Le Maculélé, ou « Danse des bâtons », est étroitement lié à la Capoeira, puisqu’il se pratique aussi dans une ronde (roda), où des chants rythment les pas des danseurs au son des percussions : atabaque, agôgô, caxixi.
Les danseurs tiennent dans chaque main un bâton court mesurant environ 50-60cm.
Ils les entrechoquent, frappent au sol, ou cognent contre ceux du danseur d’en face. Une fois dans la ronde, ils sont libres de leurs mouvements, ce qui fait du Maculélé une danse d’expression corporelle.
Lorsque le Maculélé est pratiqué de manière traditionnelle, les danseurs portent des tenues rituelles : jupes en paille, peintures faciales, et certains s’improvisent même cracheurs de feu. Les bâtons peuvent être remplacés par des machettes pour les pratiquants les plus gradés, la danse prenant alors des allures de combat d’épée.
Si le Maculélé est peu pratiqué en dehors de la Capoeira, chaque événement de Capoeira en comporte une démonstration, tant cette danse fait intimement partie de son univers.
Le Maculélé était autrefois pratiqué le 2 février lors des fêtes de « Nossa Senhora da Purificaçao », une célébration de la Vierge Marie et en même temps de Yemanja, dans la ville de Santo Amaro da Purificação.
Cela se passait sur les places et dans les rues de la cité et était considéré comme une fête « profane » célébrée par les esclaves noirs.
Avec le temps et la disparition des personnes qui le pratiquaient, le Maculélé a été oublié durant de nombreuses années lors des fêtes de Santo Amaro. En 1943, Paulino Aluísio de Andrade, connu comme « Popo do Maculélé » ou « Mestre Popo », forme un modeste groupe avec ses fils, petits-fils et autres Noirs de la rue da Linha, pour leur apprendre la danse du Maculélé.
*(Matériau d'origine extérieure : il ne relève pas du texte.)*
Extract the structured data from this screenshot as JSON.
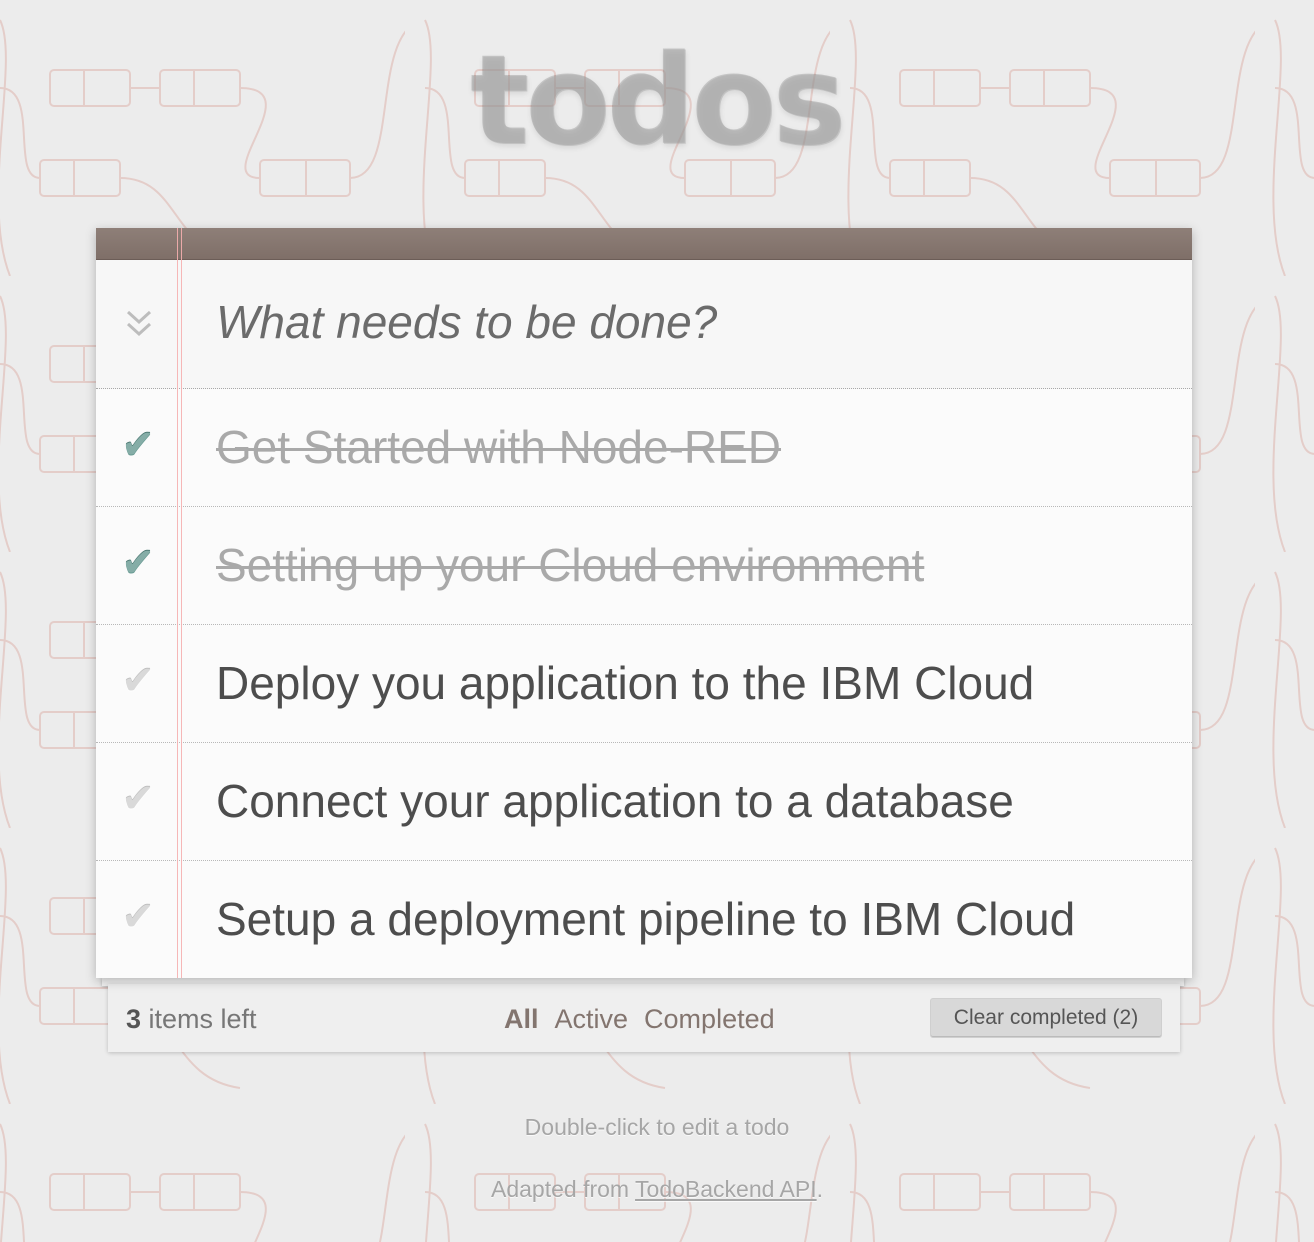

Ce groupe devint un club, le « Conjunto de Maculélé de Santo Amaro », qui assura une représentation le 2 février, durant la fête de la « Padroeira de Santo Amaro », la fameuse « Nossa Senhora da Purificação », rétablissant la notoriété du Maculélé.
Dans les années 1960, les élèves de Mestre Bimba apprirent cet art, l’incorporant peu à peu à la Capoeira.
Les origines du Maculélé restent obscures et il y a beaucoup d’histoires, de théories et de croyances qui clament : « c’est ainsi qu’est né le Maculélé ».
Tout ce qui semble sûr, c’est qu’il serait apparu, comme la Capoeira, lors de l’esclavage d’Africains au Brésil. Certains disent que le Maculélé a été développé par les esclaves afin d’esquiver plus facilement les coups de fouet de leurs maîtres ; d’autres prétendent que cette danse a été créée afin de rendre la découpe des cannes à sucre plus ludique, chaque esclave effectuant son travail en dansant.
Une légende donne une autre explication : deux tribus natives américaines vivaient dans des villages voisins au Brésil. Un jour, l’une des deux communautés attaqua l’autre, et bien qu’elle jouissait d’une supériorité numérique, son attaque fut repoussée par un jeune homme seul, nommé « Maculélé », qui s’empara d’une paire de bâtons et repoussa les combattants de la tribu adverse. La tribu guerrière n’attaqua plus jamais. Le jeune garçon décéda suite à ses blessures. Sa tribu décida de l’honorer en créant une danse de combat utilisant des bâtons et portant son nom : Maculélé.